The public program, while it will contain many who are poor, should be so designed so that the middle class who lose their insurance can join it. (I'm not sure that the House bill will include this provision.) The public should be given important assurances that we're headed for a future that will make their lives easier and more secure.
And reforming the private insurance industry should require them to provide the Medicare benefit package, or something similar, to again give the public a clear sense of where we're heading. The private insurance industry already processes the paperwork for Medicare and they are well familiar with the program.
The industry clearly smells an "all-payer" system based on Medicare's power to negotiate provider rates for all insurance, public or private. This is not a single payer system but in truth that may be the best we can get in the next decade or so.

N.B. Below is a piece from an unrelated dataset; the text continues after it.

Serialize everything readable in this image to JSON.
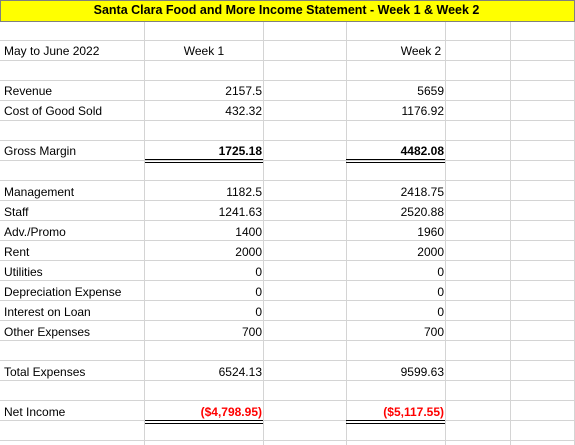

Medicare is popular and expanding it, modestly at first and in cautious but novel ways, will force the Republicans and the Blue Dog Democrats to attack a program that's popular even in the South. Like the hypocrites they are, these "I'm against it" foes of progress will wail that Obama is going to ruin Medicare, the very program they ache to privatize and eventually ruin.
And we should have fought for some visible and understandable cost control measure, like giving Medicare the right to negotiate with the drug companies over the cost of pharmaceuticals.
If we had won that fight, the public will know that this battle is for real and not a nightmare of complexity.